REVIEW: Nissan Qashqai

In a review of the Nissan Qashqai a few years ago, I said that former British Prime Minister Margaret Thatcher did us all a favour when her Government sold Britain as a ‘gateway to Europe.’

Maggie backed her friend Norman Tebbitt in a dispute with Chancellor Nigel Lawson over tax breaks for inward investment to the UK. Mrs T kept the promise she had made to Nissan and sold the Japanese company an 80-acre Usworth airfield site near Sunderland at agricultural prices.

The Sunderland plant has been a major success story. I was lucky enough to visit the massive Nissan plant a few years back and it was fascinating to see a combination of robots and humans produce a new car every 60 seconds.

There were worries about the impact of Brexit, but now every car company seems to be worried about a worldwide shortage of semiconductors.

I read some time back that 85% of the five million parts Nissan use in the North of England every day, have to be imported from mainland Europe, but I suppose that’s the way business is right now.

Last week I got to test drive the third generation of the Qashqai and straight away I thought the car was larger and chunkier than what the previous versions felt like. It’s true, even if the increased measurements are in millimetres.

The third-generation of the car is 35mm longer, 32mm wider and 25mm taller, while its wheelbase is 20mm longer. Not huge figures, but I suppose they all add up.

The first thing I noticed was the heads up display, which is already used by the likes of Mazda and Mitsubishi. It’s a brilliant service, but it’s only available in the top of the range automatic version that I drove.

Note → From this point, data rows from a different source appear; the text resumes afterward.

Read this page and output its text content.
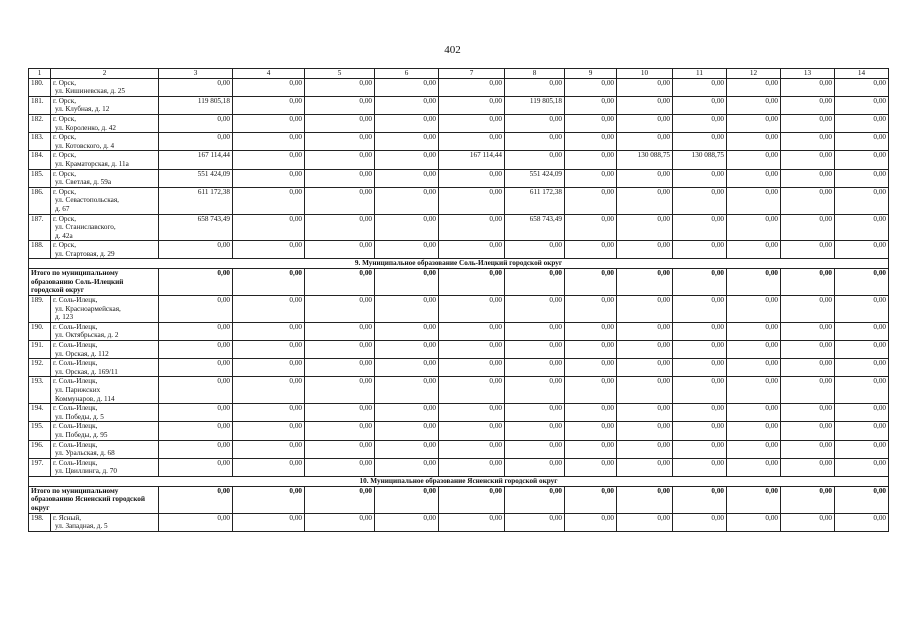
402
1	2	3	4	5	6	7	8	9	10	11	12	13	14
180.	г. Орск,
ул. Кишиневская, д. 25	0,00	0,00	0,00	0,00	0,00	0,00	0,00	0,00	0,00	0,00	0,00	0,00
181.	г. Орск,
ул. Клубная, д. 12	119 805,18	0,00	0,00	0,00	0,00	119 805,18	0,00	0,00	0,00	0,00	0,00	0,00
182.	г. Орск,
ул. Короленко, д. 42	0,00	0,00	0,00	0,00	0,00	0,00	0,00	0,00	0,00	0,00	0,00	0,00
183.	г. Орск,
ул. Котовского, д. 4	0,00	0,00	0,00	0,00	0,00	0,00	0,00	0,00	0,00	0,00	0,00	0,00
184.	г. Орск,
ул. Краматорская, д. 11а	167 114,44	0,00	0,00	0,00	167 114,44	0,00	0,00	130 088,75	130 088,75	0,00	0,00	0,00
185.	г. Орск,
ул. Светлая, д. 59а	551 424,09	0,00	0,00	0,00	0,00	551 424,09	0,00	0,00	0,00	0,00	0,00	0,00
186.	г. Орск,
ул. Севастопольская,
д. 67	611 172,38	0,00	0,00	0,00	0,00	611 172,38	0,00	0,00	0,00	0,00	0,00	0,00
187.	г. Орск,
ул. Станиславского,
д. 42а	658 743,49	0,00	0,00	0,00	0,00	658 743,49	0,00	0,00	0,00	0,00	0,00	0,00
188.	г. Орск,
ул. Стартовая, д. 29	0,00	0,00	0,00	0,00	0,00	0,00	0,00	0,00	0,00	0,00	0,00	0,00
9. Муниципальное образование Соль-Илецкий городской округ													
Итого по муниципальному образованию Соль-Илецкий городской округ		0,00	0,00	0,00	0,00	0,00	0,00	0,00	0,00	0,00	0,00	0,00	0,00
189.	г. Соль-Илецк,
ул. Красноармейская,
д. 123	0,00	0,00	0,00	0,00	0,00	0,00	0,00	0,00	0,00	0,00	0,00	0,00
190.	г. Соль-Илецк,
ул. Октябрьская, д. 2	0,00	0,00	0,00	0,00	0,00	0,00	0,00	0,00	0,00	0,00	0,00	0,00
191.	г. Соль-Илецк,
ул. Орская, д. 112	0,00	0,00	0,00	0,00	0,00	0,00	0,00	0,00	0,00	0,00	0,00	0,00
192.	г. Соль-Илецк,
ул. Орская, д. 169/11	0,00	0,00	0,00	0,00	0,00	0,00	0,00	0,00	0,00	0,00	0,00	0,00
193.	г. Соль-Илецк,
ул. Парижских
Коммунаров, д. 114	0,00	0,00	0,00	0,00	0,00	0,00	0,00	0,00	0,00	0,00	0,00	0,00
194.	г. Соль-Илецк,
ул. Победы, д. 5	0,00	0,00	0,00	0,00	0,00	0,00	0,00	0,00	0,00	0,00	0,00	0,00
195.	г. Соль-Илецк,
ул. Победы, д. 95	0,00	0,00	0,00	0,00	0,00	0,00	0,00	0,00	0,00	0,00	0,00	0,00
196.	г. Соль-Илецк,
ул. Уральская, д. 68	0,00	0,00	0,00	0,00	0,00	0,00	0,00	0,00	0,00	0,00	0,00	0,00
197.	г. Соль-Илецк,
ул. Цвиллинга, д. 70	0,00	0,00	0,00	0,00	0,00	0,00	0,00	0,00	0,00	0,00	0,00	0,00
10. Муниципальное образование Ясненский городской округ													
Итого по муниципальному образованию Ясненский городской округ		0,00	0,00	0,00	0,00	0,00	0,00	0,00	0,00	0,00	0,00	0,00	0,00
198.	г. Ясный,
ул. Западная, д. 5	0,00	0,00	0,00	0,00	0,00	0,00	0,00	0,00	0,00	0,00	0,00	0,00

This version of the Qashqai is a Mild-Hybrid so you should get better fuel economy and I did find the engine was very frugal, even in urban driving. The car certainly has a bold stance to it and you get LED lights and 20-inch alloys.

My test car came in amber with a black roof, which looked really cool and two roof-rails added to the SUV look.

Normally when I show a press car to friends they may say “Oh I love the smell of a new car”. Well this time those people were definitely not spoofing as Nissan have been using Odour Evaluation Lead Engineer Peter Karl Eastland to achieve that coveted new car smell.

Peter has been blessed with acute sense of smell, a gift he realised he had from an early age. Then he got a Master’s degree in Chemistry with Forensic Science from Leicester University.

Prices start at €30,500 for the 1.3-litre XE version, while the CVT automatic version I drove will cost you €44,600. Road tax is  €270. You also get a good old-fashioned spare wheel.

I have always liked the Qashqai and this automatic version was really class. The starting price is good value, but over 44k for the automatic version is a bit steep.

The boot is huge and the good news is that your get a proper spare wheel, instead of the dreaded repair kit. And the 360-degree reversing camera is brilliant.

Like most Irish people I wasn’t a huge fan of Mrs Thatcher, but she certainly did us all a favour by introducing Nisan and their brilliant Qashqai to these islands.